Am Rande der Aufmerksamkeit

Rugby fristet in Deutschland ein Nischendasein. In Heidelberg hingegen hat der Sport eine lange Tradition

Defensive Line gegen Offensive Line. / Foto: Michael Graupner.

Aus einer Musikanlage dröhnt "Who let the dogs out". Dunkle Wolken, Betonbauten, Satellitenschüsseln machen jede Atmosphäre sofort zunichte. Dreißig muskelbepackte Männer laufen ein. Die Nationalhymne ertönt, nur spärlich erheben sich die Zuschauer von den Bierbänken und Sitzschalen. Vereinzelt wird mitgesungen. Dann erfolgt der Anpfiff zum Finale der 93. Deutschen Rugbymeisterschaft.

Austragungsort des diesjährigen Endspiels ist die Finanz- und Bankenmetropole Frankfurt. Verlassene Bürogebäude versperren allerdings den Blick auf "Mainhattan". In unmittelbarer Nachbarschaft befindet sich der Frankfurter Hauptfriedhof. So trostlos die Umgebung, so trostlos ist auch die Resonanz zum Spiel. Gut 700 Personen sind gekommen, die, verteilt auf Bänke, zwei mobile Sitztribünen und einen Bratwurststand keine Stimmung aufkommen lassen.
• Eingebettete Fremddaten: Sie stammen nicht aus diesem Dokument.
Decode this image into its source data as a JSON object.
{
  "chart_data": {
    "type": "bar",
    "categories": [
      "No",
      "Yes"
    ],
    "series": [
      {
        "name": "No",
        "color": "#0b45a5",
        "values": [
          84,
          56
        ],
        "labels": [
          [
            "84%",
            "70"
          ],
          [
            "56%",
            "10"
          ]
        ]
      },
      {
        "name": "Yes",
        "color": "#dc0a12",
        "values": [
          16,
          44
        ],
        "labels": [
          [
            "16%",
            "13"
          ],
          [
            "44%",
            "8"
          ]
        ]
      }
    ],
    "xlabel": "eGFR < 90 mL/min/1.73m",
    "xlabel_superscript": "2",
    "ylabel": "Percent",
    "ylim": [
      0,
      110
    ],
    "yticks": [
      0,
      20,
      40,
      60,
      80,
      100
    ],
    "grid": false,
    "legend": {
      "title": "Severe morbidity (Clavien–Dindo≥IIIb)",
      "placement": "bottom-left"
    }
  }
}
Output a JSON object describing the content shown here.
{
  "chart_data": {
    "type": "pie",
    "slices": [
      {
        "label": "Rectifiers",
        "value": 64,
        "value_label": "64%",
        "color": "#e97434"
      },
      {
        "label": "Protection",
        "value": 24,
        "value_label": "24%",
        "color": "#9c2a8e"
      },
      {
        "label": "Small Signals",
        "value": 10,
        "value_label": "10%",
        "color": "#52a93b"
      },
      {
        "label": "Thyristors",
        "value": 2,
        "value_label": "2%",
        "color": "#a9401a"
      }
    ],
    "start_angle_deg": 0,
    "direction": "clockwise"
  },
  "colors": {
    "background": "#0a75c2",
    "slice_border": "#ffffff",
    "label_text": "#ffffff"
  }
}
Das mag unter anderem auch daran liegen, dass sich dieses Jahr mit dem Heidelberger Ruderklub (HRK) und dem Sport Club aus Neuenheim (SCN) zwei Teams aus der fünftgrößten Stadt Baden-Württembergs im Finale gegenüberstehen. Ein Stadtderby, knapp einhundert Kilometer von der Heimat entfernt. Diese Konstellation war bereits vor den Halbfinals abzusehen. Dort unterlag die Rudergemeinschaft Heidelberg (RGH) dem SCN. Einzig der TSV Pforzheim unterbrach die Heidelberger Phalanx, musste sich aber erwartungsgemäß mit 9:51 dem Titelverteidiger HRK geschlagen geben.

"Heidelberg ist seit jeher eine Rugby-Hochburg"

Diese Vormachtstellung ist beileibe kein Zufall. "Heidelberg ist seit jeher die deutsche Rugby-Hochburg", sagt Claus-Peter Bach, Vorstandsmitglied des SCN, der auch regelmäßig Besucher durch das Deutsche Rugbysport-Museum führt.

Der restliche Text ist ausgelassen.